This last week was a hard one for writing. My old notebooks stopped seeming like abandoned treasures and started to seem like old toilet paper I’d been hoarding. I knew that, to draft a book - to draft anything - I’d have to produce far more text than I actually used but I was feeling pretty bad about my decision to pollute this substack, and all your precious attention, with so much stuff that will have to be cut.
A big difficulty is that what I’m trying to write here is essentially a struggle between - let’s say - left brain and right brain. I’ve divided my narrative into three - perhaps four- parts and at the end of part one, left brain wins.

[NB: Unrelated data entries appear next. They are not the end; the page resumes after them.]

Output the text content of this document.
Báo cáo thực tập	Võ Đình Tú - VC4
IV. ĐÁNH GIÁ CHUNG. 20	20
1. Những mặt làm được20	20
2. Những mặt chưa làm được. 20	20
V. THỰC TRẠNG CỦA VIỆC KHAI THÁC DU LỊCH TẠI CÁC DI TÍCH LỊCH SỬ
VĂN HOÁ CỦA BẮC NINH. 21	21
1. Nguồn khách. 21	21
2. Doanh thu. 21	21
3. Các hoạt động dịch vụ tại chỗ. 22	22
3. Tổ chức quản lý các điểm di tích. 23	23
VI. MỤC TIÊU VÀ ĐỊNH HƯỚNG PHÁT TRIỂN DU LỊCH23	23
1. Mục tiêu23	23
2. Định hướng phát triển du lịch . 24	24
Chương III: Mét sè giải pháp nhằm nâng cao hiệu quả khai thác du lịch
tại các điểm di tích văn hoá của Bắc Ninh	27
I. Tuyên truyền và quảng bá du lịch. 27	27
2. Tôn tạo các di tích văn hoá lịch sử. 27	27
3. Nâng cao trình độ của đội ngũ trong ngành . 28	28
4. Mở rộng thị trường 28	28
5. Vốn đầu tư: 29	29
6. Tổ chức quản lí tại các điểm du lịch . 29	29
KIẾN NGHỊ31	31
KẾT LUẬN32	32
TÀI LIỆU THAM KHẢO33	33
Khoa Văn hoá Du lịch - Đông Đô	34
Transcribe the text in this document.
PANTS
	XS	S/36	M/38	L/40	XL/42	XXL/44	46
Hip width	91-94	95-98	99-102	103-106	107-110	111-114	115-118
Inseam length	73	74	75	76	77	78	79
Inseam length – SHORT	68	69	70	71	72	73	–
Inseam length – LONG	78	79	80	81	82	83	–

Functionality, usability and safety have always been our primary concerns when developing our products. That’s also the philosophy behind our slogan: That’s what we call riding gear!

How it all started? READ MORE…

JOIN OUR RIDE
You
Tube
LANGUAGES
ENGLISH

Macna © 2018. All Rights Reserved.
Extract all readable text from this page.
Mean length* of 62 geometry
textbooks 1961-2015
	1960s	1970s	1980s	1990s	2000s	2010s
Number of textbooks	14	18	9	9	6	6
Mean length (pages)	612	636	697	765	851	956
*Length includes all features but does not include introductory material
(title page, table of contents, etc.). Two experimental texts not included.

It wins in Nam Đông after I’m told that the spirits were pushed back to the stream sources by the power of the Revolution, and I reach certain conclusions, based on this. I already wrote a huge amount about this last summer and I’ve now almost got myself back to that point.
I’d thought that this week might be the point at which I reworked all that text into a single, clear chronological narrative, shorn of all the anthropological theory (or most of it anyway). Instead, what I have for you is a sort of prologue to that time, in two parts. The first part is about my first trip to Nam Đông, exactly a year earlier. Hopefully this goes some way to laying out the actual geographical stage for the subsequent drama. I begin it by summarizing what I’ve been through so far.
The second part happened after I went back to England in the autumn and secretly started feeding my right brain in the library and - less secretly - listening to anthropologists. It’s about how I start off trying to deal with the challenging fact that the Katu people saw the landscape as haunted by spirits.